The two-stage Kober reaction with oestriol, oestrone and oestradiol-17β has been investigated. The factors involved in the maximum production of colour are summarized.
Reducing agents were important in both the first and second stages of the Kober reaction. Oestriol in small amounts did not form the red Kober colour when reducing agents were not present in the first stage.
In the absence of water, sulphuric acid did not give optimal results in the first stage. Oestradiol-17β failed to give the Kober colour reaction in the presence of high concentrations of sulphuric acid. Optimal sulphuric acid-water ratios differed for the three oestrogens and were 76 % sulphuric acid for oestriol, 66 % acid for oestrone and 60 % acid for oestradiol-17β. The development of fluorescence was similarly affected by sulphuric acid concentration.
The phenol-sulphuric acid reagent used by many workers appears to owe its efficacy to the action of the phenol, partly as a reducing agent and partly as a diluent of the sulphuric acid.
Oestriol reacted in the first stage at a slower rate than oestrone and oestradiol.
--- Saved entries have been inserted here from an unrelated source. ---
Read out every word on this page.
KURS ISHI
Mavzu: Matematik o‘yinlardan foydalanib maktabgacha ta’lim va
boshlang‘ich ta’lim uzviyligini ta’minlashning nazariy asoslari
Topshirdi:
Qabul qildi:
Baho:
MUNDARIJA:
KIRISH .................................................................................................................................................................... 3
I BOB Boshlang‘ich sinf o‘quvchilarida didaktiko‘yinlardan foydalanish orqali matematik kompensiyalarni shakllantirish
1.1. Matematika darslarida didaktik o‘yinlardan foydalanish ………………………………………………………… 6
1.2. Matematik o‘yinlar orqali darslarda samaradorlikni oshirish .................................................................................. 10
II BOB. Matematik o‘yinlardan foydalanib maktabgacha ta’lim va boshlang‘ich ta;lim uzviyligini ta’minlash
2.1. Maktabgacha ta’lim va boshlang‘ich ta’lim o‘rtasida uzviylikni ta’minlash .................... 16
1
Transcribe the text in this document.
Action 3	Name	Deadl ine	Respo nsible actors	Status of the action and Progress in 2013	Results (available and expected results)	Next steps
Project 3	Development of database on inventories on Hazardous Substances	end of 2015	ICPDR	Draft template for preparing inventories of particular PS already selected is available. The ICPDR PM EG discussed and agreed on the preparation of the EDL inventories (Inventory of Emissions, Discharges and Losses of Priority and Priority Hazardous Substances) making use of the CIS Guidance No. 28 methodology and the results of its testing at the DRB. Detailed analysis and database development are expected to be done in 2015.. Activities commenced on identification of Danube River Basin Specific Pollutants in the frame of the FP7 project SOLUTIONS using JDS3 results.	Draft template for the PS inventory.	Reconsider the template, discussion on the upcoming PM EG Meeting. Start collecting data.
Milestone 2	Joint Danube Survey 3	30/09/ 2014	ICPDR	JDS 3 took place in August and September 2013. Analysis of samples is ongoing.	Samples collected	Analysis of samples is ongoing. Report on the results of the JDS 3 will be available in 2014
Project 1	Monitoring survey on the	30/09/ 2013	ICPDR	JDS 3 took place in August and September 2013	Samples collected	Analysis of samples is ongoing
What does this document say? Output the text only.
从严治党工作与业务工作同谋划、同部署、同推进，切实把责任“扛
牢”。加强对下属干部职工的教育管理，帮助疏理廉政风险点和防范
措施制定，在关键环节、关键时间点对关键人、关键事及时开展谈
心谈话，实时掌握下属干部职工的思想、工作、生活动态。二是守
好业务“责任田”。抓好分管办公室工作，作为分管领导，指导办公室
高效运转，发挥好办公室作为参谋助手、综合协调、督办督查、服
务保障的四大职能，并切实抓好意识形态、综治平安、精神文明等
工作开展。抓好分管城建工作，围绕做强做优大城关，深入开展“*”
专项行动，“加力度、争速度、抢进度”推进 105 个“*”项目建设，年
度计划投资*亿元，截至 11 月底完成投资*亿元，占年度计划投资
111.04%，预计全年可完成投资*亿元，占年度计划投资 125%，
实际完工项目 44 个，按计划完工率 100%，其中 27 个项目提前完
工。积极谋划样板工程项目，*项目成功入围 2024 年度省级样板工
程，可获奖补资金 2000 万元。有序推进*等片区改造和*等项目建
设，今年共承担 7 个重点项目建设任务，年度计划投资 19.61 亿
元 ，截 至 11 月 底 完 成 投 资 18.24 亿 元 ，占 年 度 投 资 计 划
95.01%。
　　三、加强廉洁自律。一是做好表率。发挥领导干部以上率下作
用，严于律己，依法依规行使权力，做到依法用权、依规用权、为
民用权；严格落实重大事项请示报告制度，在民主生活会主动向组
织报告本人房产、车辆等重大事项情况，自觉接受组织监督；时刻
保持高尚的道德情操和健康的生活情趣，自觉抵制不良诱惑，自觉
Further water and heating was usually required after the first stage (i.e. for the second stage of the Kober reaction) for complete formation of the red colour. Maximum intensity and stability of the red colour in the second stage was obtained in the presence of 50–60 % sulphuric acid and water. Under these optimum conditions the second heating time was not critical.
In the second stage, concentrations of sulphuric acid lower than 50 % caused instability of the colour and fading during heating.
In the second stage of the Kober reaction, reducing agents with oxidation-reduction potentials of the order of the hydroquinone-quinhydrone couple were also required for the production of maximum density and stability of the red colour.
A colour method based on these findings is presented.